Years passing by, I left home for months studying abroad at a place that is approximately half of the Earth’s circumference away. As my palette has increasingly saturated with dairy products and high protein diets, I realized how much I missed the unique salty fish sauce and savour by itself. Though the average price of a fish sauce bottle in Asian market here was pretty hefty, around seven to eight dollars, I couldn’t resist telling my friend to get one for the upcoming Lunar New Year get-together.
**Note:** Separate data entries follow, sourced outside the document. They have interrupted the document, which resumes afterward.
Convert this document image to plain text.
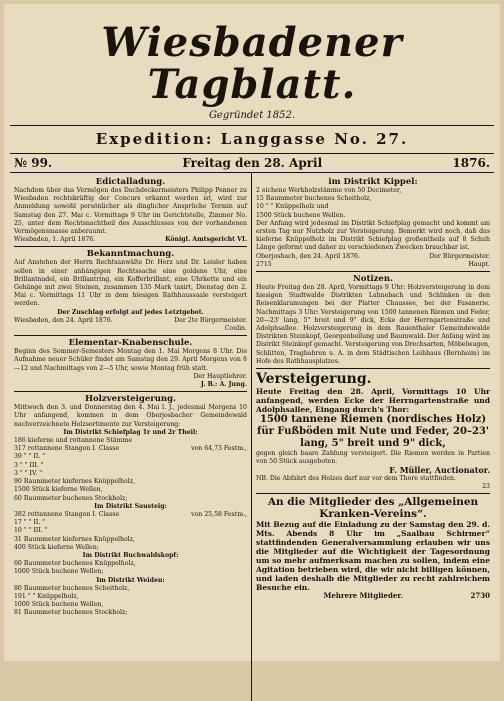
Wiesbadener Tagblatt.
Gegründet 1852.
Expedition: Langgasse No. 27.
№ 99.	Freitag den 28. April	1876.
Edictalladung.

Nachdem über das Vermögen des Dachdeckermeisters Philipp Penner zu Wiesbaden rechtskräftig der Concurs erkannt worden ist, wird zur Anmeldung sowohl persönlicher als dinglicher Ansprüche Termin auf Samstag den 27. Mai c. Vormittags 9 Uhr im Gerichtstelle, Zimmer No. 25, unter dem Rechtsnachtheil des Ausschlusses von der vorhandenen Vermögensmasse anberaumt.

Wiesbaden, 1. April 1876.	Königl. Amtsgericht VI.
Bekanntmachung.

Auf Anstehen der Herrn Rechtsanwälte Dr. Herz und Dr. Leisler haben sollen in einer anhängigen Rechtssache eine goldene Uhr, eine Brillantnadel, ein Brillantring, ein Kofferbrillant, eine Uhrkette und ein Gehänge mit zwei Steinen, zusammen 135 Mark taxirt, Dienstag den 2. Mai c. Vormittags 11 Uhr in dem hiesigen Rathhaussaale versteigert werden.

Der Zuschlag erfolgt auf jedes Letztgebot.
Wiesbaden, den 24. April 1876.	Der 2te Bürgermeister.
Coulin.
Elementar-Knabenschule.

Beginn des Sommer-Semesters Montag den 1. Mai Morgens 8 Uhr. Die Aufnahme neuer Schüler findet am Samstag den 29. April Morgens von 8—12 und Nachmittags von 2—5 Uhr, sowie Montag früh statt.

Der Hauptlehrer.
J. B.: A. Jung.
Holzversteigerung.

Mittwoch den 3. und Donnerstag den 4. Mai l. J., jedesmal Morgens 10 Uhr anfangend, kommen in dem Oberjosbacher Gemeindewald nachverzeichnete Holzsortimente zur Versteigerung:

Im Distrikt Schiefplag 1r und 2r Theil:
186 kieferne und rottannene Stämme
317 rottannene Stangen I. Classe	von 64,73 Festm.,
39 " " II. "
3 " " III. "
3 " " IV. "
90 Raummeter kiefernes Knüppelholz,
1500 Stück kieferne Wellen,
60 Raummeter buchenes Stockholz;
Im Distrikt Sausteig:
382 rottannene Stangen I. Classe	von 25,58 Festm.,
17 " " II. "
10 " " III. "
31 Raummeter kiefernes Knüppelholz,
400 Stück kieferne Wellen;
Im Distrikt Buchwaldskopf:
60 Raummeter buchenes Knüppelholz,
1000 Stück buchene Wellen;
Im Distrikt Weiden:
80 Raummeter buchenes Scheitholz,
191 " " Knüppelholz,
1000 Stück buchene Wellen,
81 Raummeter buchenes Stockholz;
im Distrikt Kippel:
2 eichene Werkholzstämme von 50 Decimeter,
15 Raummeter buchenes Scheitholz,
10 " " Knüppelholz und
1500 Stück buchene Wellen.

Der Anfang wird jedesmal im Distrikt Schiefplag gemacht und kommt am ersten Tag nur Nutzholz zur Versteigerung. Bemerkt wird noch, daß das kieferne Knüppelholz im Distrikt Schiefplag großentheils auf 8 Schuh Länge geformt und daher zu verschiedenen Zwecken brauchbar ist.

Oberjosbach, den 24. April 1876.	Der Bürgermeister.
2715	Haupt.
Notizen.

Heute Freitag den 28. April, Vormittags 9 Uhr: Holzversteigerung in dem hiesigen Stadtwalde Distrikten Lahnebach und Schlinken in den Reisenklaramungen bei der Platter Chaussee, bei der Fasanerie. Nachmittags 3 Uhr: Versteigerung von 1500 tannenen Riemen und Feder, 20—23' lang, 5" breit und 9" dick, Ecke der Herrngartenstraße und Adolphsallee. Holzversteigerung in dem Rauenthaler Gemeindewalde Distrikten Steinkopf, Georgenbellung und Baumwald. Der Anfang wird im Distrikt Steinkopf gemacht. Versteigerung von Drechsarten, Möbelwagen, Schlitten, Tragbahren u. A. in dem Städtischen Leihhaus (Bernheim) im Hofe des Rathhausplatzes.

Versteigerung.

Heute Freitag den 28. April, Vormittags 10 Uhr anfangend, werden Ecke der Herrngartenstraße und Adolphsallee, Eingang durch's Thor:

1500 tannene Riemen (nordisches Holz) für Fußböden mit Nute und Feder, 20–23' lang, 5" breit und 9" dick,

gegen gleich baare Zahlung versteigert. Die Riemen werden in Partien von 50 Stück ausgeboten.

F. Müller, Auctionator.

NB. Die Abfahrt des Holzes darf nur vor dem Thore stattfinden.

23
An die Mitglieder des „Allgemeinen Kranken-Vereins“.

Mit Bezug auf die Einladung zu der Samstag den 29. d. Mts. Abends 8 Uhr im „Saalbau Schirmer“ stattfindenden Generalversammlung erlauben wir uns die Mitglieder auf die Wichtigkeit der Tagesordnung um so mehr aufmerksam machen zu sollen, indem eine Agitation betrieben wird, die wir nicht billigen können, und laden deshalb die Mitglieder zu recht zahlreichem Besuche ein.

Mehrere Mitglieder.	2730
On the weekend of Tet, the Vietnamese Lunar New Year, I was invited to a local celebration held by Vietnamese students. People gathered rolling up spring rolls, plating an array of traditional specialty foods, and chatting about life, like a casual family meet-up. Conversations were great, the activities were fun, and the food was superb. And that mini bowl of golden fish sauce was waiting for the New Year sticky rice to be dipped. As the surrounding crowded talks saturated my ears, I spontaneously savored that dipped rice cake. I felt pleased and relieved on the whole evening.